3. In the process of protein extraction, attention should be paid to the protection of proteins. Some proteins are easy to be degraded, so protease inhibitors and reducing agents can be added and the operation should be kept at low temperature as far as possible.
*1 In order to avoid the proteases and other enzymes that cause protein modification released during cell fragmentation, protease inhibitors should be added to the experiment and kept at a low temperature during the operation.
*2 Very mild disruption method, which can be used for further subcellular separation.
*3 For cells that are not easily broken or have hard cell walls.
*4 Intermittent treatment is required to reduce the heat and foam generated. Sample treatment should be carried out in the ice bath.
*5 Aluminum oxide or sand can be added to facilitate grinding.
*6 French press cell.
*7 Typically, under low salt concentration, the solubility of protein increases with the increase of salt concentration is called salt dissolution. When the salt concentration continues to increase, the solubility of the protein decreases in varying degrees and separates successively, which is called salting out.

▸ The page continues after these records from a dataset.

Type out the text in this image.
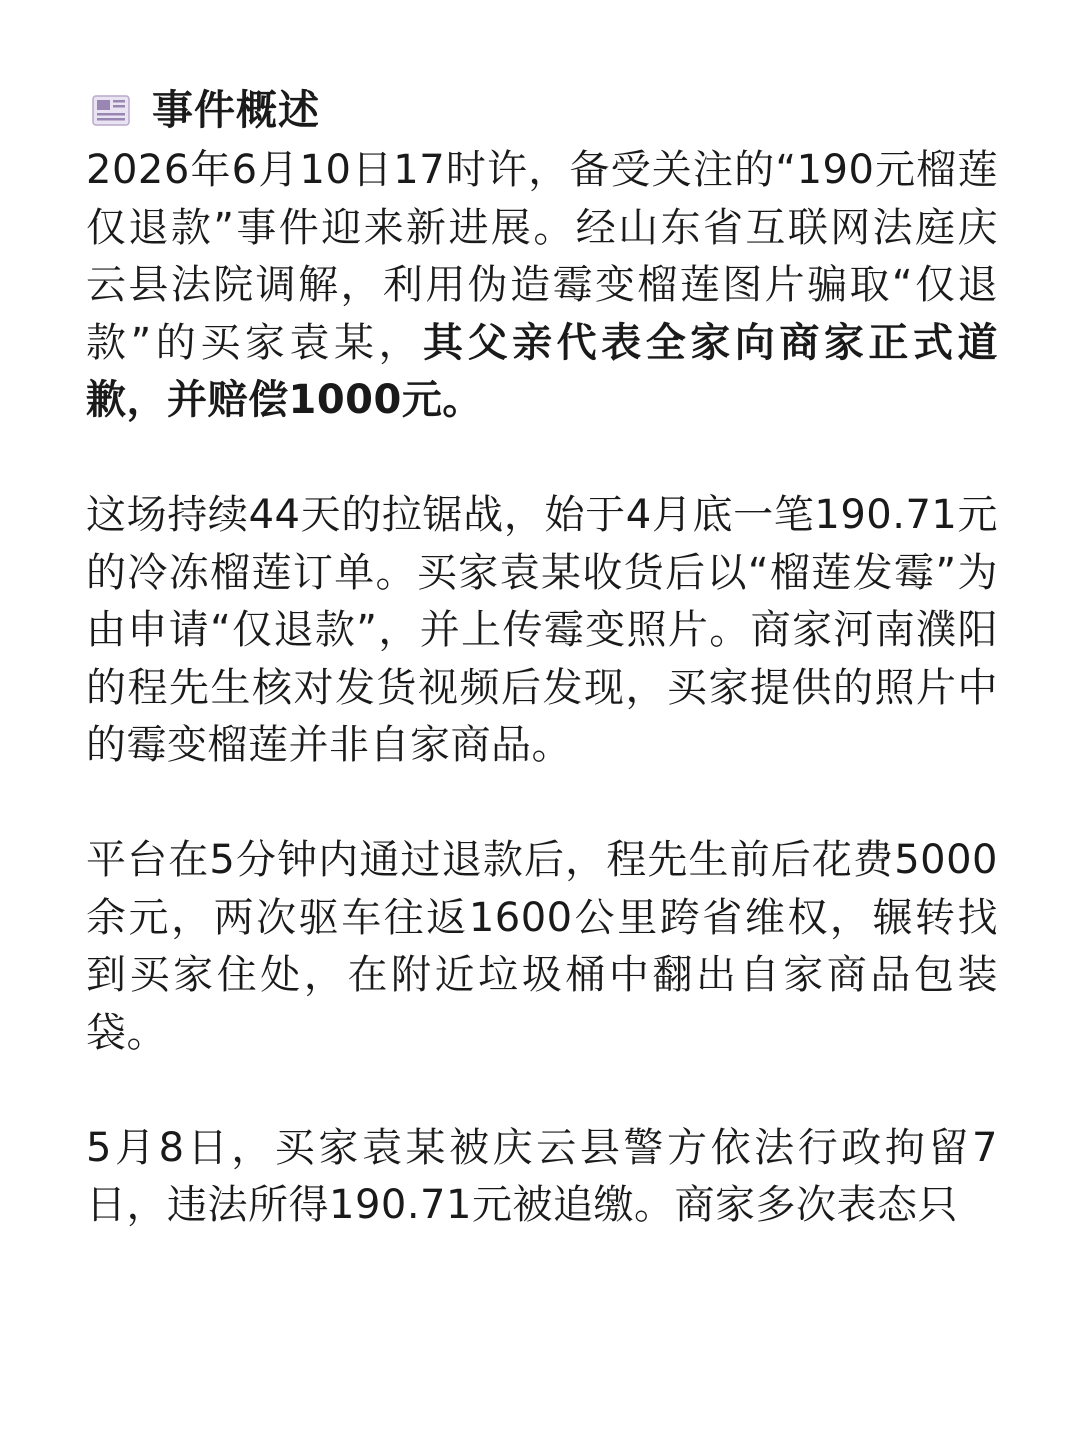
事件概述

2026年6月10日17时许，备受关注的“190元榴莲仅退款”事件迎来新进展。经山东省互联网法庭庆云县法院调解，利用伪造霉变榴莲图片骗取“仅退款”的买家袁某，其父亲代表全家向商家正式道歉，并赔偿1000元。

这场持续44天的拉锯战，始于4月底一笔190.71元的冷冻榴莲订单。买家袁某收货后以“榴莲发霉”为由申请“仅退款”，并上传霉变照片。商家河南濮阳的程先生核对发货视频后发现，买家提供的照片中的霉变榴莲并非自家商品。

平台在5分钟内通过退款后，程先生前后花费5000余元，两次驱车往返1600公里跨省维权，辗转找到买家住处，在附近垃圾桶中翻出自家商品包装袋。

5月8日，买家袁某被庆云县警方依法行政拘留7日，违法所得190.71元被追缴。商家多次表态只
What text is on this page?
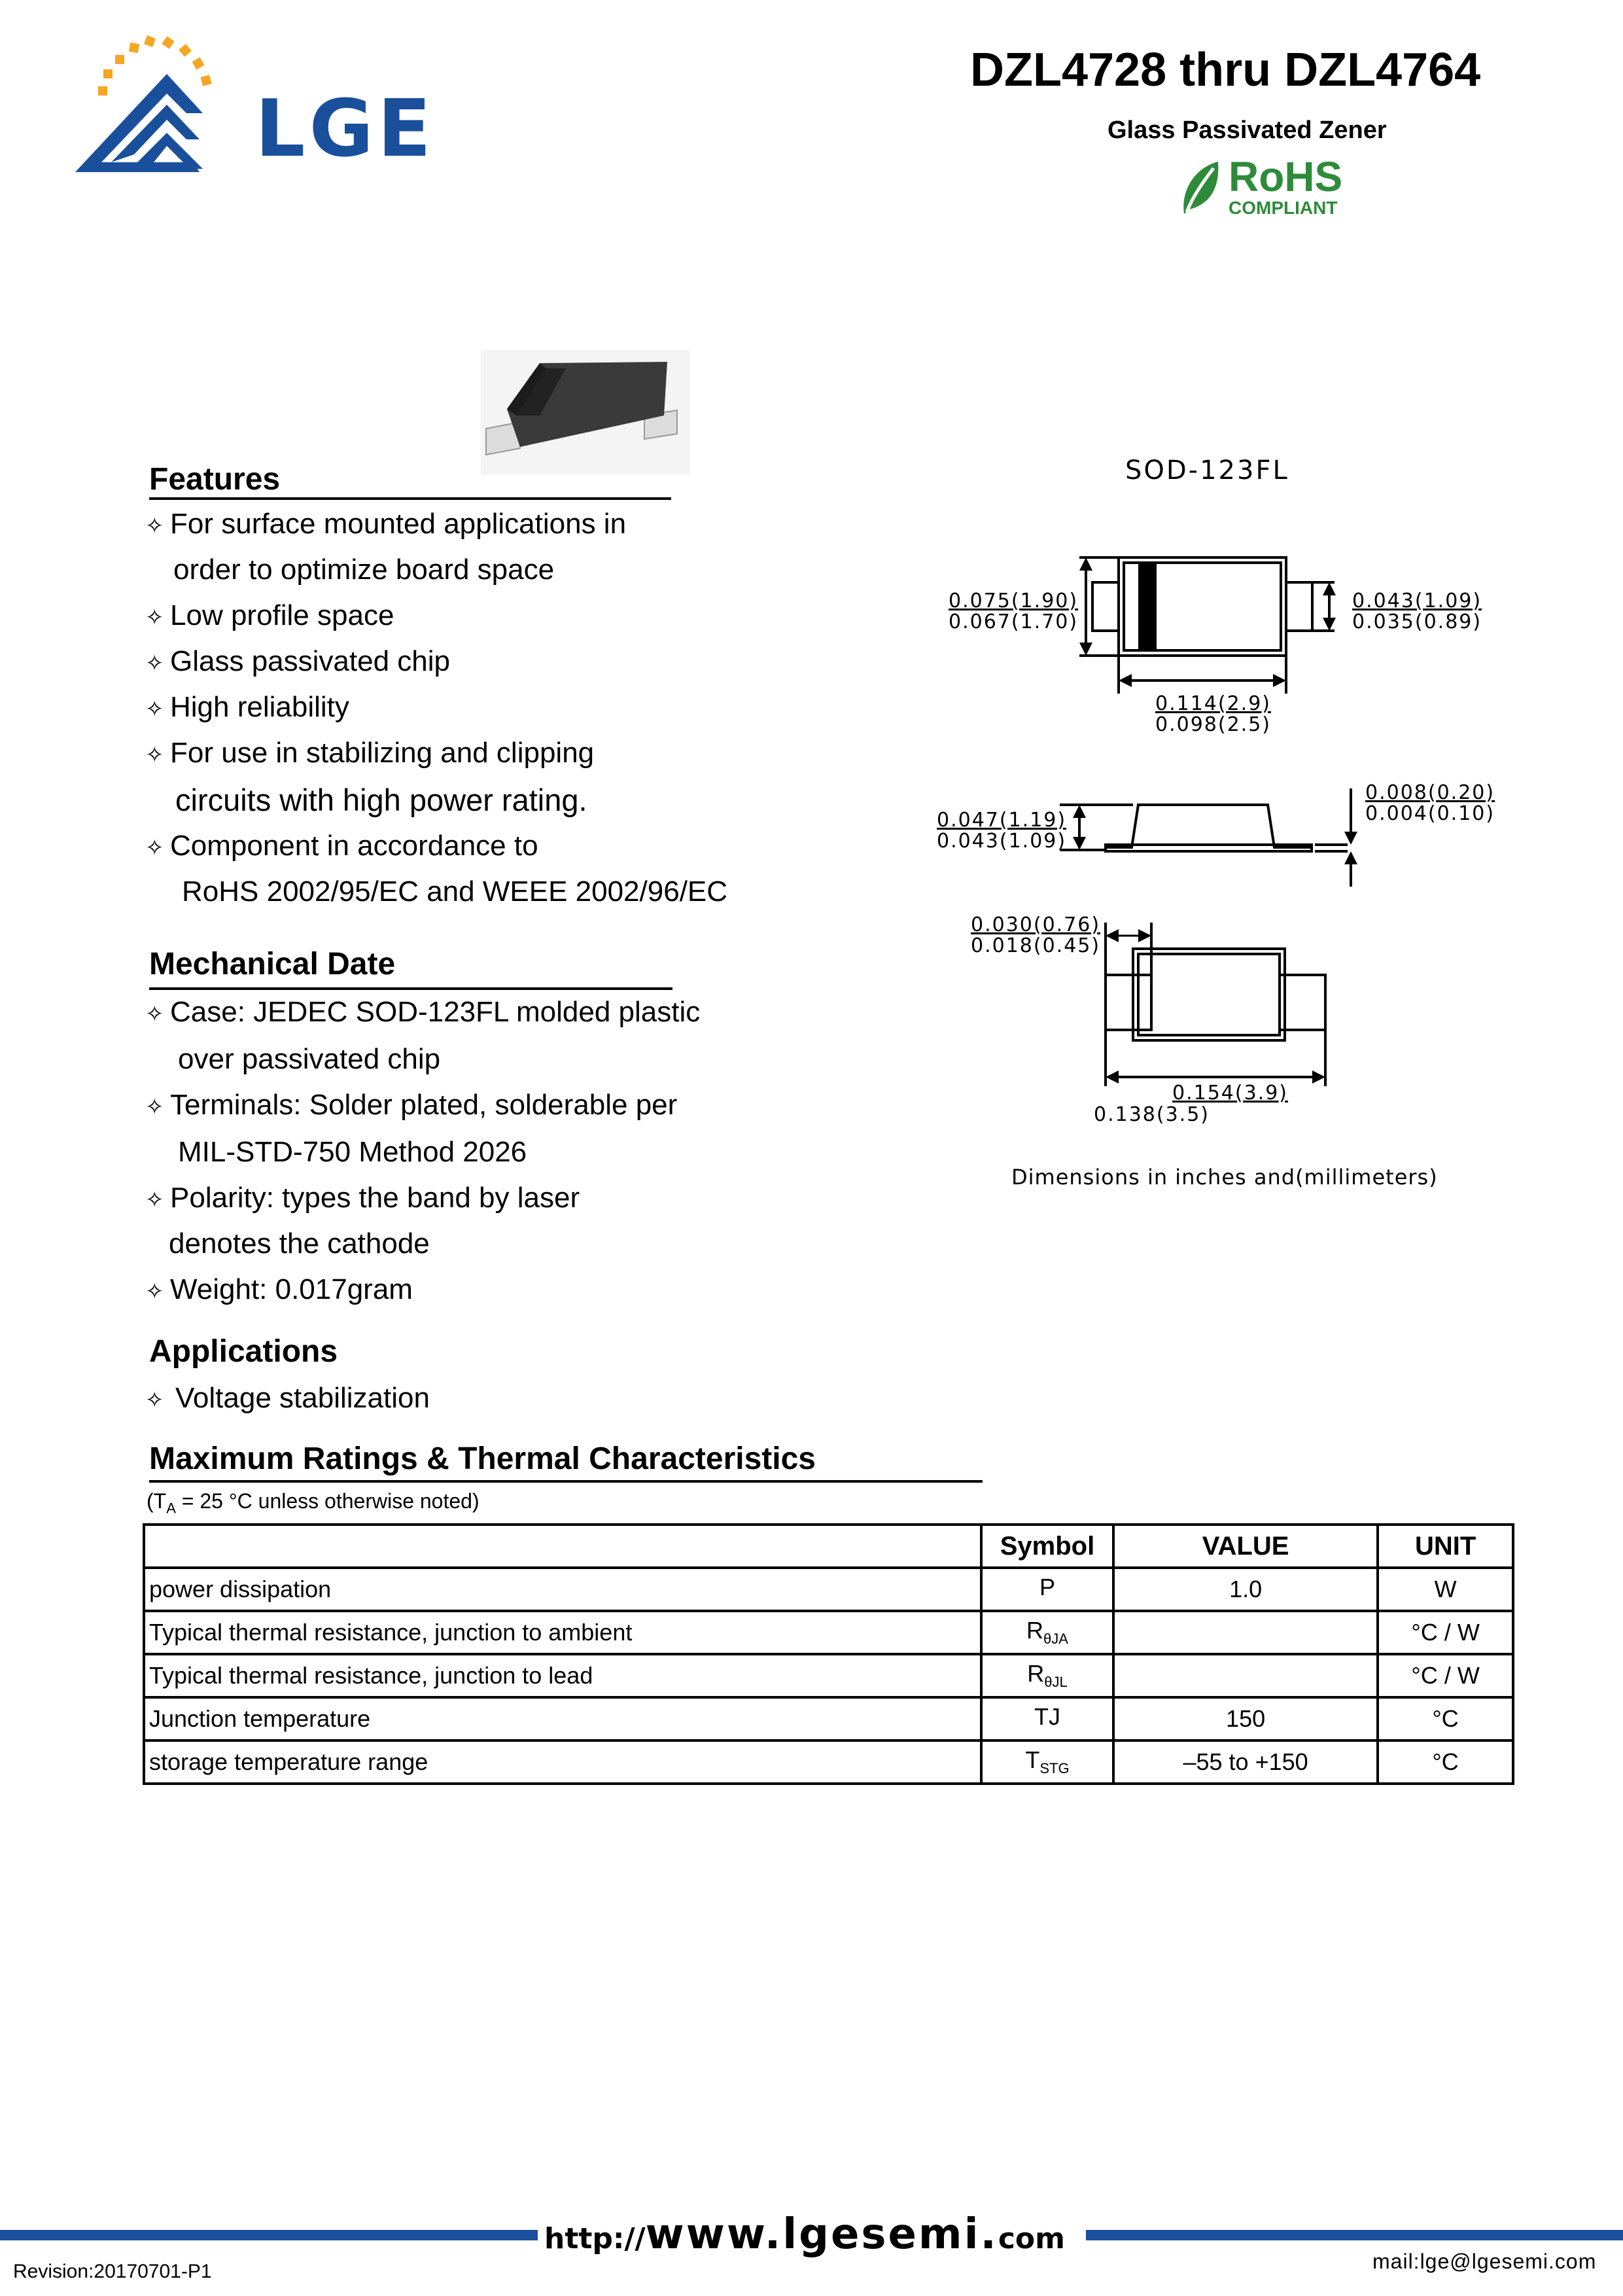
LGE
DZL4728 thru DZL4764
Glass Passivated Zener
RoHS
COMPLIANT
SOD-123FL
0.075(1.90)
0.067(1.70)
0.043(1.09)
0.035(0.89)
0.114(2.9)
0.098(2.5)
0.047(1.19)
0.043(1.09)
0.008(0.20)
0.004(0.10)
0.030(0.76)
0.018(0.45)
0.154(3.9)
0.138(3.5)
Dimensions in inches and(millimeters)
Features
✧ For surface mounted applications in
order to optimize board space
✧ Low profile space
✧ Glass passivated chip
✧ High reliability
✧ For use in stabilizing and clipping
circuits with high power rating.
✧ Component in accordance to
RoHS 2002/95/EC and WEEE 2002/96/EC
Mechanical Date
✧ Case: JEDEC SOD-123FL molded plastic
over passivated chip
✧ Terminals: Solder plated, solderable per
MIL-STD-750 Method 2026
✧ Polarity: types the band by laser
denotes the cathode
✧ Weight: 0.017gram
Applications
✧ Voltage stabilization
Maximum Ratings & Thermal Characteristics
($T_A = 25$ °C unless otherwise noted)
	Symbol	VALUE	UNIT
power dissipation	P	1.0	W
Typical thermal resistance, junction to ambient	$R_{\theta JA}$		°C / W
Typical thermal resistance, junction to lead	$R_{\theta JL}$		°C / W
Junction temperature	TJ	150	°C
storage temperature range	$T_{STG}$	–55 to +150	°C
http://www.lgesemi.com
Revision:20170701-P1	mail:lge@lgesemi.com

*8 After the protein is separated by salting out precipitation, the salt in the protein is commonly removed by dialysis. In addition, glucose gel G-25 or G-50 column chromatography can also be used for desalination.
*9 Under the condition of combination of denaturant and surfactant, the denatured protein can be expanded more completely and dissolved more thoroughly by adding reductant.
*10 Pay attention to their ionic characteristics when using detergents, such as anionic detergents (SDS), non-ionic detergents (Triton X-100, NP-40), and zwitterionic detergents (CHAPS, OBG, ASB-14).
*11 It is generally accepted that a centrifuge with a speed of 10 000-25 000 r/min is called a high-speed centrifuge. Centrifuges with speeds over 25,000 r/min and centrifugal forces greater than 89,000 g are called ultracentrifuges. Currently, the maximum speed of ultracentrifuges can reach 100,000 r/min with a centrifugal force of more than 500,000g.
*12 Lysis solution is generally freshly prepared or stored at - 20 °C for standby after sub-packaging.
*13 Proteinase inhibitors (a cocktail of protease inhibitors) and DTT are usually added before use.
*14 Lysis solution C-E can be used for sequential Extraction.
*15 Subsequent experimental methods usually require special requirements for protein sample preparation. If PF-2D separation is required after protein extraction, ionic detergents and substances with high sulfonation or sodium ions should be avoided during protein lysis.
*16 PF-2D, ProteomeLabTM PF-2D, Beckman Coulter, two-dimensional liquid chromatography protein separation system.
*17 In protein extraction operation, it is generally necessary to maintain low temperature to reduce the activity of protease and ensure the integrity of protein. However, 15~18 ° C can be used to prevent the precipitation of lysate during centrifugation and dissolution after adding lysis solution, so as to obtain a better dissolution effect.
*18 It can be used to extract total protein from plant leaves.
*19 The cellulose content of plant tissue is relatively high. Generally, samples should be prepared from parts with low cellulose content, such as tender leaves, young roots and seeds.
*20 Centrifuge until there is no precipitation. This process may require multiple and longer centrifugations.
*21 Component I is mainly water-soluble protein.
*22 In this step, any lysis solution in the classical formula or the lysis solution applicable to specific experimental materials can be added.
*23 Component II is mainly the protein in the extraction process, and the solubility of protein is between water-soluble and insoluble membrane protein.
*24 Component III is mainly membrane protein.
*25 Component IV is mainly insoluble protein.
*26 As the protein is easy to degrade, it should not be stored for a long time and should be stored at - 80 °C (recommended) or - 20 °C.
* ① Add 4g reagent to every 100mL solution, i.e., 40g/L, which is usually expressed as 4%. The rest is the same.